QUICK HITS with Mark McClay

QUICK HITS with Mark McClay

In this Quick Hits, Mark McClay talks classics, dinner, and vacation.

What’s your favorite class to teach?

Any Greek or Latin language class. Particularly Greek since that’s my specialty, particularly Homeric Greek.

Why did you become a classics professor?

It’s just an enthusiasm I developed when I was in undergrad, and I just kind of kept pursuing it.  I’m fortunate that it worked out. It’s a great deal to be paid to read books and talk about books with your students.

Why should students take a class in the classics department?

I think all of our classes are different ways to open yourself up to so many things other than just what the course is about. If you study Latin or Greek, you’ll find the world of Greek or Roman antiquity, which is interesting in itself. But you’ll also find all sorts of connections with words you’re familiar with in the English language, with concepts we’ve inherited. They’re both valuable subject matters in themselves and they’re also tangled up with all sorts of other things that are very close to the big questions you can deal with on a day-to-day basis.

What’s your take on audiobooks?

It depends. There are some audiobooks that I really like. There are some books that work well for audiobooks and others that don’t. I actually like audio books especially for plays and some poetry because it brings out the performance element that’s appropriate to the text. But other types of books I find hard to follow in audio books. Just a couple of years ago, I was listening to an audiobook, “Paradise Lost,” which is fantastic, but I found other plays like Shakespeare which don’t work as well in an audiobook. Its reasoning is too intricate and it’s difficult to follow. 

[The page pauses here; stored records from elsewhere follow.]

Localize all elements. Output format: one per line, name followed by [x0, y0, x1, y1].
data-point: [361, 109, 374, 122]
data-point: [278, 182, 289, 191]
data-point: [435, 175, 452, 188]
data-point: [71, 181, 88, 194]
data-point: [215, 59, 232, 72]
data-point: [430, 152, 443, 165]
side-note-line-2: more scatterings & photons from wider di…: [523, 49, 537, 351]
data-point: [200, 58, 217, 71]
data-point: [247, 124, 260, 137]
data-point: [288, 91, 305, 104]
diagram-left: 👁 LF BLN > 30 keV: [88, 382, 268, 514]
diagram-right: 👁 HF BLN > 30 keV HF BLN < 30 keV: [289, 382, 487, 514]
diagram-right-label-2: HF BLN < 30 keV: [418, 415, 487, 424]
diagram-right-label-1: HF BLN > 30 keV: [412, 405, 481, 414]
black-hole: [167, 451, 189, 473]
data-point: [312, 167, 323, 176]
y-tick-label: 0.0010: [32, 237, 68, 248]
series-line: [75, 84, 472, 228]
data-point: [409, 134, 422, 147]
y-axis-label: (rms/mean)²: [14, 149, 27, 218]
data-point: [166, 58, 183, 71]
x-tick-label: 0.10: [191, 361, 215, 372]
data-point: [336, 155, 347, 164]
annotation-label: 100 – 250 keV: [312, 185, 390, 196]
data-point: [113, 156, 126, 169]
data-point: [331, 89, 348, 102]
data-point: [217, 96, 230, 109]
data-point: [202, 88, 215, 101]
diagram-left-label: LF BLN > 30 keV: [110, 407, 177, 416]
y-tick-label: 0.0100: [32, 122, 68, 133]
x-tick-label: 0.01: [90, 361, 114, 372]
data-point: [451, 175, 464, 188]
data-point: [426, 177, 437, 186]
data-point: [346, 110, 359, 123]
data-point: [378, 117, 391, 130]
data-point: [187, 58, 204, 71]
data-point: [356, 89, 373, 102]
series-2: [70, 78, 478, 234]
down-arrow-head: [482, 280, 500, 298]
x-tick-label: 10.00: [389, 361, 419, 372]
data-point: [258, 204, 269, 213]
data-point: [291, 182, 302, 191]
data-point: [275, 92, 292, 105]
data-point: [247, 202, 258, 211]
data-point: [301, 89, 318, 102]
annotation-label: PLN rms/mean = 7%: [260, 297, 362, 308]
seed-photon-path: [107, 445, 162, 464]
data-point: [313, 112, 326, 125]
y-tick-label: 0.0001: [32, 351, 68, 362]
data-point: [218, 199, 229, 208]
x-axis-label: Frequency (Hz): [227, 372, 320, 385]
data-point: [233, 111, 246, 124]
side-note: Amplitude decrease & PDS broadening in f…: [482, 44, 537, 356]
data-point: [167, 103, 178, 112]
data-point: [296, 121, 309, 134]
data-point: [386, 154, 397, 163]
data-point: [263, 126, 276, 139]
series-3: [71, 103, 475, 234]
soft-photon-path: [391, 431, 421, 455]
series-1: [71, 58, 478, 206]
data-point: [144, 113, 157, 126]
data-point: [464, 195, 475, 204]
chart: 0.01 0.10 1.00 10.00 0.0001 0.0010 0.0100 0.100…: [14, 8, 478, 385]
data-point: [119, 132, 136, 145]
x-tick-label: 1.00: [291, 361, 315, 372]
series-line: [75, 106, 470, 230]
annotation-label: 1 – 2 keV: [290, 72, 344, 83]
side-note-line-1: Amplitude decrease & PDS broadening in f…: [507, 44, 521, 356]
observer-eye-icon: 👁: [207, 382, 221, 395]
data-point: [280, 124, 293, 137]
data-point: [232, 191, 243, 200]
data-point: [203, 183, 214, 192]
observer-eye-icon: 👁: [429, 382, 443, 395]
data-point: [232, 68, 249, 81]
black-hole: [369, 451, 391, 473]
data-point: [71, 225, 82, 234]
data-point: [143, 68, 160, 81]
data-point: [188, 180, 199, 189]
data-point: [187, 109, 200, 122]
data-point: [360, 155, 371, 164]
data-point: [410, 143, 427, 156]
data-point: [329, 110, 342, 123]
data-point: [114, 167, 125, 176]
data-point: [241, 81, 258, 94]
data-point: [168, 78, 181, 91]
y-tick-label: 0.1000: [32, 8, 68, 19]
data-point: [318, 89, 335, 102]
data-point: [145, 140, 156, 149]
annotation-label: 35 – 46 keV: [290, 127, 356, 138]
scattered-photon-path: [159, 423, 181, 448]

If you could have dinner with any three people, living or dead, who would they be? 

Assuming they would agree to have dinner with me, I think Socrates. I don’t think there would be any problem keeping the conversation going if he was at the table. I would say Nietzsche, but I think he would fight with Socrates too much. But I’ll go with that. And maybe Roger Scruton. He died a few years ago. I never got to meet him, but he’s a great philosopher. So I think he would probably be a good peacemaker.

What’s your dream vacation?

It’s always good when you can spend a length of time in a place and kind of get to know it. I’m a classicist, so I like to see old stuff. I’d love to visit the antiquities in Egypt. I’ve never been to Egypt. Really anytime I have an excuse to travel back to Greece or Italy, I’ll take it.